“Let us not pass judgment on one another” (Romans 14:13)
It was 1996 at the Brookfield Zoo near Chicago. A 3-year-old boy had slipped away from his mother, climbed over the railing of the gorilla enclosure, and plummeted down into the beast’s domain. The fall knocked him unconscious and left him bleeding and unable to move. Inside that enclosure was an 8-year-old, 150-pound female gorilla named Binti Jua. As the mother and crowds screamed with panic, Binti slowly approached the boy. The mother feared the worst, but to the surprise of everyone, Binti gently picked up the boy and cradled him, checking his wounds. She then carefully lifted him into her arms and carried him to the door where the zookeepers could reach him. She even carried her own baby on her back while she attended to the child.
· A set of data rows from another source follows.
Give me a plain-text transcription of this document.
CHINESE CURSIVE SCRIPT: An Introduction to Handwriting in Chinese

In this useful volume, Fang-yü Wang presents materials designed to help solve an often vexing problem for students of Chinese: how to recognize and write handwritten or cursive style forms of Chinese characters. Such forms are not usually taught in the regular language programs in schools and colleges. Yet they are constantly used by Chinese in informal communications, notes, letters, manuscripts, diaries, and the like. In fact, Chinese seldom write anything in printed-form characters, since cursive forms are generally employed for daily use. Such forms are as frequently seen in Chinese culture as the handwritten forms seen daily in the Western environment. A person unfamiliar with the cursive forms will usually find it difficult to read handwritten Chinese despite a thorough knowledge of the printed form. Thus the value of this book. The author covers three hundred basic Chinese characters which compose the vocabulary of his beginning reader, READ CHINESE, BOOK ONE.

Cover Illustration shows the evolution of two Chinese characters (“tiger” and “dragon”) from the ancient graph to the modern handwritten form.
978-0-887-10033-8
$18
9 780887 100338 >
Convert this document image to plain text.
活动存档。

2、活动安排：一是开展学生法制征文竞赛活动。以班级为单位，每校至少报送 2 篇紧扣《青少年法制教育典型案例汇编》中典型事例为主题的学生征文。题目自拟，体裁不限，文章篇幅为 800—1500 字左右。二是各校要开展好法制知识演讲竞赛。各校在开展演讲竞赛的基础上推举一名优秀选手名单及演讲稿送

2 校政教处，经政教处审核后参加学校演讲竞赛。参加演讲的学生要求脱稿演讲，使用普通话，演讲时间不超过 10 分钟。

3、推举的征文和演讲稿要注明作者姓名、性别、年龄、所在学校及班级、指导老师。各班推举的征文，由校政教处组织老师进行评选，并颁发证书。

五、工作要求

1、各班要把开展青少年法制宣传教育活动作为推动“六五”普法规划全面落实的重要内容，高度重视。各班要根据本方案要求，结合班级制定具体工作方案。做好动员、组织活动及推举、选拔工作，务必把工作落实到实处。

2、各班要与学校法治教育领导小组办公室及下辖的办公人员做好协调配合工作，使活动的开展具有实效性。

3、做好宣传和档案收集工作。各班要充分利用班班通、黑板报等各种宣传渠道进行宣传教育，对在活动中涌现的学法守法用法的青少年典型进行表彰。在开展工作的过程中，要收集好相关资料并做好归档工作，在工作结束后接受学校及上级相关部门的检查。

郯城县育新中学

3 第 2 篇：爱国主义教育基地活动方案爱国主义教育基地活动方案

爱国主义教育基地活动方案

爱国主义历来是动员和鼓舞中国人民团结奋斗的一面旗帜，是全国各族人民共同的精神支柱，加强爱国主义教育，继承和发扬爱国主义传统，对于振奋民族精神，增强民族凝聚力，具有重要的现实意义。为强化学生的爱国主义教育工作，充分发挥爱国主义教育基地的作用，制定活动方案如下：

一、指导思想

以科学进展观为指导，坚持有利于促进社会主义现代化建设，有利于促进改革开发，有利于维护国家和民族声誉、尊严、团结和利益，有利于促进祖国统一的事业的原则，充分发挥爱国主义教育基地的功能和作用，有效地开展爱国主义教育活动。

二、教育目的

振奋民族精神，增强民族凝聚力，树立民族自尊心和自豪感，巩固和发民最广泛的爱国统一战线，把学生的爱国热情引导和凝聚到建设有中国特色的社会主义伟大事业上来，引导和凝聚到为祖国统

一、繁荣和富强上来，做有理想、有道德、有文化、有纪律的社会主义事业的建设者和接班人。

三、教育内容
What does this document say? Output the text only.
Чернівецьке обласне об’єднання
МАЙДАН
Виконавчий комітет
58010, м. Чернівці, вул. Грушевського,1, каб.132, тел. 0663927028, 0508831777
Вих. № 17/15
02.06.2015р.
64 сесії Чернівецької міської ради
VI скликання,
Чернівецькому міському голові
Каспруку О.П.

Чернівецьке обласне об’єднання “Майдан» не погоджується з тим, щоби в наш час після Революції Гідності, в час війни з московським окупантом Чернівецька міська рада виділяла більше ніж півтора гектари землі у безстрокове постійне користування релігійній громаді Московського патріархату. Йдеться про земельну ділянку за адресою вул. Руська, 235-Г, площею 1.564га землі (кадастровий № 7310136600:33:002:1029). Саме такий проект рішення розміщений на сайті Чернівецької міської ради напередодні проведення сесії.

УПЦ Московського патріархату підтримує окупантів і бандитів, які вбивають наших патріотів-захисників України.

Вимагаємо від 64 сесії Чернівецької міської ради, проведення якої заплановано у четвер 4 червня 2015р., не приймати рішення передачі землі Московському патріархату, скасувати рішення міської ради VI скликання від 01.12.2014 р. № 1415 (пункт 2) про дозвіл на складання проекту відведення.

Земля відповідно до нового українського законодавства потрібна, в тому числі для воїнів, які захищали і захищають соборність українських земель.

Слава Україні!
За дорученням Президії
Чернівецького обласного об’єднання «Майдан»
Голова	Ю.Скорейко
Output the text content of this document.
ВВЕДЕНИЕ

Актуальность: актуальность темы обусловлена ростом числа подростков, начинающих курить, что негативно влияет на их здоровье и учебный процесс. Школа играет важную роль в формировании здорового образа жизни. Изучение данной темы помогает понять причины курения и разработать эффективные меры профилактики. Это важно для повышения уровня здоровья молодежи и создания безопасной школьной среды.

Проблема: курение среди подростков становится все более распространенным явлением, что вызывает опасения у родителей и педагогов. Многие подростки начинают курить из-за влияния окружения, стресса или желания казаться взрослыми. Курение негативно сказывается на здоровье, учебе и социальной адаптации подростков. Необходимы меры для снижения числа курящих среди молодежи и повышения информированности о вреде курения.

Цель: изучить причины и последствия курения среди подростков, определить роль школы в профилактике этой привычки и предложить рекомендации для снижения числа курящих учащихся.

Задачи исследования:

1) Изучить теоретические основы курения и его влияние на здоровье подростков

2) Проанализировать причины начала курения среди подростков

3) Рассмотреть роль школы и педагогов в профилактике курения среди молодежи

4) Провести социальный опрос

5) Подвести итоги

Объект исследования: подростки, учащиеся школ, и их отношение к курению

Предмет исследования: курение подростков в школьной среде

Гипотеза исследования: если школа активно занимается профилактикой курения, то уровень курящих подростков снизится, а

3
The boy survived, with minor injuries. But the real story of this incident was the gorilla named Binti. This gorilla became a symbol of tender gentleness from an animal with such wild strength. The instinct of this ape was not an impulse to harm, but to give compassion. She didn’t see her trespasser as one different from her who needed to be destroyed. She looked upon the boy as a child who needed caring for. She saw human beings glaring down into her enclosure daily, but none of them had ever come down to visit her before. And this one that had invaded her territory was small and wounded. So, the gorilla Binti had a heart filled with compassion toward one that was very different from herself.
Every day you and I have the potential to meet and interact with those who are different from ourselves. Different looks, different backgrounds, different values. How do we treat them? Do we cringe at them and judge them as strange – not our kind of people? Or do we extend love and compassion to them? Just like that little boy who fell into Binti’s gorilla enclosure, people will fall into our lives on a regular basis. They too, like the child, will be wounded. Perhaps not physically, but emotionally or spiritually wounded. What sort of compassion are we going to extend to them? May we each learn a lesson from an ape named Binti.